Taylor Blau <me@xxxxxxxxxxxx> · Fri, 24 Jul 2020 21:52:40 -0400

On Fri, Jul 24, 2020 at 12:47:00PM -0700, Junio C Hamano wrote:
> Derrick Stolee <stolee@xxxxxxxxx> writes:
>
> > But you are discussing here how the _behavior_ can change when
> > --auto is specified. And specifically, "git gc --auto" really
> > meant "This is running after a foreground command, so only do
> > work if necessary and do it quickly to minimize blocking time."
> >
> > I'd be happy to replace "--auto" with "--quick" in the
> > maintenance builtin.
> >
> > This opens up some extra design space for how the individual
> > tasks perform depending on "--quick" being specified or not.
> > My intention was to create tasks that are already in "quick"
> > mode:
> >
> > * loose-objects have a maximum batch size.
> > * incremental-repack is capped in size.
> > * commit-graph uses the --split option.
> >
> > But this "quick" distinction might be important for some of
> > the tasks we intend to extract from the gc builtin.
>
> Yup.  To be honest, I came to this topic from a completely different
> direction.  The field name "auto" alone (and no other field name)
> had to have an extra cruft (i.e. "_flag") attached to it, which is
> understandable but ugly.  Then I started thinking if 'auto(matic)'
> is really the right word to describe what we want out of the option,
> and came to the realization that there may be better words.

I wonder what the quick and slow paths are here. For the commit-graph
code, what you wrote here seems to match what I'd expect with passing
'--auto' in the sense of running 'git gc'. That is, I'm leaving it up to
the commit-graph machinery's idea of the normal '--split' rules to
figure out when to roll up layers of a commit-graph, as opposed to
creating a new layer and extending the chain.

So, I think that makes sense if the caller gave '--auto'. But, I'm not
sure that it makes sense if they didn't, in which case I'd imagine
something quicker to happen. There, I'd expect something more like:

  1. Run 'git commit-graph write --reachable --split=no-merge'.
  2. Run 'git commit-graph verify'.
  3. If 'git commit-graph verify' failed, drop the existing commit graph
     and rebuild it with 'git commit-graph --reachable --split=replace'.
  4. Otherwise, do nothing.

I'm biased, of course, but I think that that matches roughly what I'd
expect to happen in the fast/slow path.
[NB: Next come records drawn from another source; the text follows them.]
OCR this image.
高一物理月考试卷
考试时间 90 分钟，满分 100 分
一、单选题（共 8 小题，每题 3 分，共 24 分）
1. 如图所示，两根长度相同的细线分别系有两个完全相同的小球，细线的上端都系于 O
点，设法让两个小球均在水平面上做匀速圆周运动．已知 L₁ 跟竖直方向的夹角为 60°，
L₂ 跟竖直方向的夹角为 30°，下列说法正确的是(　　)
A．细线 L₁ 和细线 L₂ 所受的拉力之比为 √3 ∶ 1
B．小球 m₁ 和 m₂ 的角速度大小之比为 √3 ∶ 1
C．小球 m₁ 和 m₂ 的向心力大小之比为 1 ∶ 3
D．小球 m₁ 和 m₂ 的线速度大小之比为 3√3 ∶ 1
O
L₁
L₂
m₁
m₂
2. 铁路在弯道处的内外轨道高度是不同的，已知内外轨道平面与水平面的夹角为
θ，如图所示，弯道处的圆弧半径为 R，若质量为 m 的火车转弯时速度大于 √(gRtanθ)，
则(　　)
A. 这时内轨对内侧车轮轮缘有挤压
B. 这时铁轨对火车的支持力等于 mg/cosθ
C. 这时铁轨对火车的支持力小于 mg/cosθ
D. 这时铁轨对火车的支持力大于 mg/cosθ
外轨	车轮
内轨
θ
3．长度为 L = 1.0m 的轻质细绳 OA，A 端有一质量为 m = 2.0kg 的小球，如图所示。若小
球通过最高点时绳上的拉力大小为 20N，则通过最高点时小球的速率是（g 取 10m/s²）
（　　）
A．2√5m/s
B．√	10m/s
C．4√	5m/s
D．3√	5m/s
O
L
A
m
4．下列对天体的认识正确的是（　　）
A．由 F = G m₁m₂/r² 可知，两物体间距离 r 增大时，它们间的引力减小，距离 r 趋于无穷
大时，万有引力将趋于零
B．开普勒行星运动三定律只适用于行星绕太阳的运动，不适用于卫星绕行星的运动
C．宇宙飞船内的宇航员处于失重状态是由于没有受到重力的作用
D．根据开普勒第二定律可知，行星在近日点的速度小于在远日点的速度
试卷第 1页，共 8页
Granted, the steps to rebuild
the commit graph are going to be slow no matter what (depending on the
size of the repository), and so in that case maybe the commit-graph
should just be dropped. I'm not really sure what to do about that...

> > Since the tasks are frequently running subcommands, returning
> > 0 for success and non-zero for error matches the error codes
> > returned by those subcommands.
>
> As long as these will _never_ be called from other helper functions
> but from the cmd_foo() top-level and their return values are only
> used directly as the top-level's return value, I do not mind too
> much.
>
> But whenever I am writing such a code, I find myself not brave
> enough to make such a bold promise (I saw other people call the
> helpers I wrote in unintended ways and had to adjust the semantics
> of them to accomodate the new callers too many times), so I'd rather
> see the caller do "return !!helper_fn()" to allow helper_fn() to be
> written more naturally (e.g. letting them return error(...)).
>
> Thanks.

Thanks,
Taylor